Besides the risk factors, the risk models (i.e., rmx_p0) also need to be captured in order to calculate the numeric output values (i.e., num_out0,…,num_outx). This mathematical formula represents a risk model that takes into account all the risk factors and all numeric input values (i.e., num_in0,…,num_inx). The mathematical formulae of the risk models are meant to generate the distribution of numeric output values through MC simulation. A risk model is defined as a mathematical formula that mimics the actual process (i.e., mod_0). While some processes are easy to model, others are complicated and may require multiple risk models if they are to be modelled fully. In the event of such multiple risk models, a prov:Activity will have multiple rmx_p0, where x indicates an index for each risk model. Note that the numeric output values of one process may become the input values for the next process.

Similar to rfx_p0, the numeric input values, num_in0 to num_inx, are often captured as a probability distribution in order to represent a range of possible input values in0 to inx could have.

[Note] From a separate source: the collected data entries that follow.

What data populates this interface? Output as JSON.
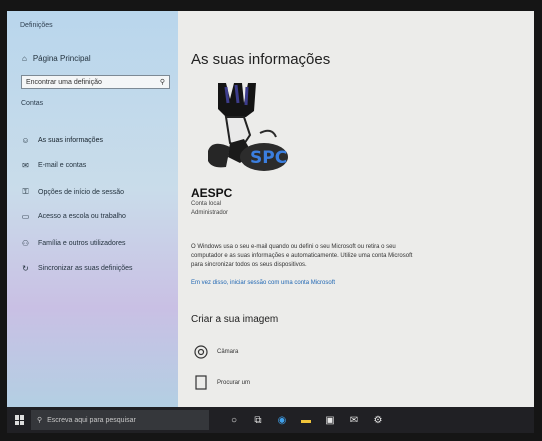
{
  "sidebar": {
    "app_title": "Definições",
    "home_label": "Página Principal",
    "search_placeholder": "Encontrar uma definição",
    "section_label": "Contas",
    "items": [
      {
        "label": "As suas informações",
        "icon": "person-icon"
      },
      {
        "label": "E-mail e contas",
        "icon": "mail-icon"
      },
      {
        "label": "Opções de início de sessão",
        "icon": "key-icon"
      },
      {
        "label": "Acesso a escola ou trabalho",
        "icon": "briefcase-icon"
      },
      {
        "label": "Família e outros utilizadores",
        "icon": "people-icon"
      },
      {
        "label": "Sincronizar as suas definições",
        "icon": "sync-icon"
      }
    ]
  },
  "main": {
    "title": "As suas informações",
    "user_name": "AESPC",
    "account_type": "Conta local",
    "account_role": "Administrador",
    "info_text": "O Windows usa o seu e-mail quando ou defini o seu Microsoft ou retira o seu computador e as suas informações e automaticamente. Utilize uma conta Microsoft para sincronizar todos os seus dispositivos.",
    "link_text": "Em vez disso, iniciar sessão com uma conta Microsoft",
    "create_heading": "Criar a sua imagem",
    "options": [
      {
        "label": "Câmara",
        "icon": "camera-icon"
      },
      {
        "label": "Procurar um",
        "icon": "browse-icon"
      }
    ]
  },
  "taskbar": {
    "search_placeholder": "Escreva aqui para pesquisar"
  }
}
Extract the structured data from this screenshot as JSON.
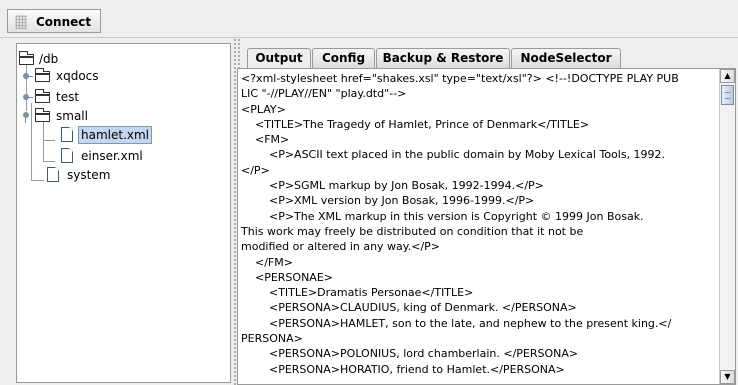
{
  "toolbar": {
    "connect_label": "Connect"
  },
  "tree": {
    "nodes": [
      {
        "label": "/db",
        "icon": "folder-icon",
        "handle": "none"
      },
      {
        "label": "xqdocs",
        "icon": "folder-icon",
        "handle": "collapsed"
      },
      {
        "label": "test",
        "icon": "folder-icon",
        "handle": "collapsed"
      },
      {
        "label": "small",
        "icon": "folder-icon",
        "handle": "expanded"
      },
      {
        "label": "hamlet.xml",
        "icon": "document-icon",
        "selected": true
      },
      {
        "label": "einser.xml",
        "icon": "document-icon"
      },
      {
        "label": "system",
        "icon": "document-icon"
      }
    ]
  },
  "tabs": [
    {
      "label": "Output",
      "active": true
    },
    {
      "label": "Config"
    },
    {
      "label": "Backup & Restore"
    },
    {
      "label": "NodeSelector"
    }
  ],
  "output": {
    "lines": [
      "<?xml-stylesheet href=\"shakes.xsl\" type=\"text/xsl\"?> <!--!DOCTYPE PLAY PUB",
      "LIC \"-//PLAY//EN\" \"play.dtd\"-->",
      "<PLAY>",
      "    <TITLE>The Tragedy of Hamlet, Prince of Denmark</TITLE>",
      "    <FM>",
      "        <P>ASCII text placed in the public domain by Moby Lexical Tools, 1992.",
      "</P>",
      "        <P>SGML markup by Jon Bosak, 1992-1994.</P>",
      "        <P>XML version by Jon Bosak, 1996-1999.</P>",
      "        <P>The XML markup in this version is Copyright © 1999 Jon Bosak.",
      "This work may freely be distributed on condition that it not be",
      "modified or altered in any way.</P>",
      "    </FM>",
      "    <PERSONAE>",
      "        <TITLE>Dramatis Personae</TITLE>",
      "        <PERSONA>CLAUDIUS, king of Denmark. </PERSONA>",
      "        <PERSONA>HAMLET, son to the late, and nephew to the present king.</",
      "PERSONA>",
      "        <PERSONA>POLONIUS, lord chamberlain. </PERSONA>",
      "        <PERSONA>HORATIO, friend to Hamlet.</PERSONA>"
    ]
  },
  "scrollbar": {
    "up_arrow": "▲",
    "down_arrow": "▼"
  }
}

The probability distribution will be passed in to the Monte Carlo simulation to produce the output values , num_out0 to num_outx, in out0 to outx.

In the simulation, f_freq([in0,…,inx] [out0,…,outx], f_jpd(freq_p0), and f_cpd(jpd_p0) are called as functions to construct the Frequency Table, Joint Probability Table (JPT), and Conditional Probability Table (CPT) with the scope of input and output of the prov:Activity. The function f_freq([in0,…,inx][out0,…,outx][rfx_p0]) is meant to quantify the changing of the states between the inputs ([in0,…,inx]) and the outputs ([out0,…,outx]) after the simulation. In other words, it quantifies the changes of f_jpd(freq_p0) and f_cpd(jpd_p0) before becoming the subsequent function to construct the joint and conditional distributions (and present them as the JPT and CPT) based on the result of quantified changing state by function freq_p0.

Eventually, this integration generates a PG with the notion of risk annotated within it as depicted in Figure 2. Figure 2 also represents an example of the expected PG. This allows risk to be propagated within the PG of a product, and this integration can help us understand what processes the product has gone through and thereby to assess the quality and safety of the product in the form of a basic graph for the MC simulation before its conversion into another graphical representation for risk propagation by means of the Belief Propagation technique.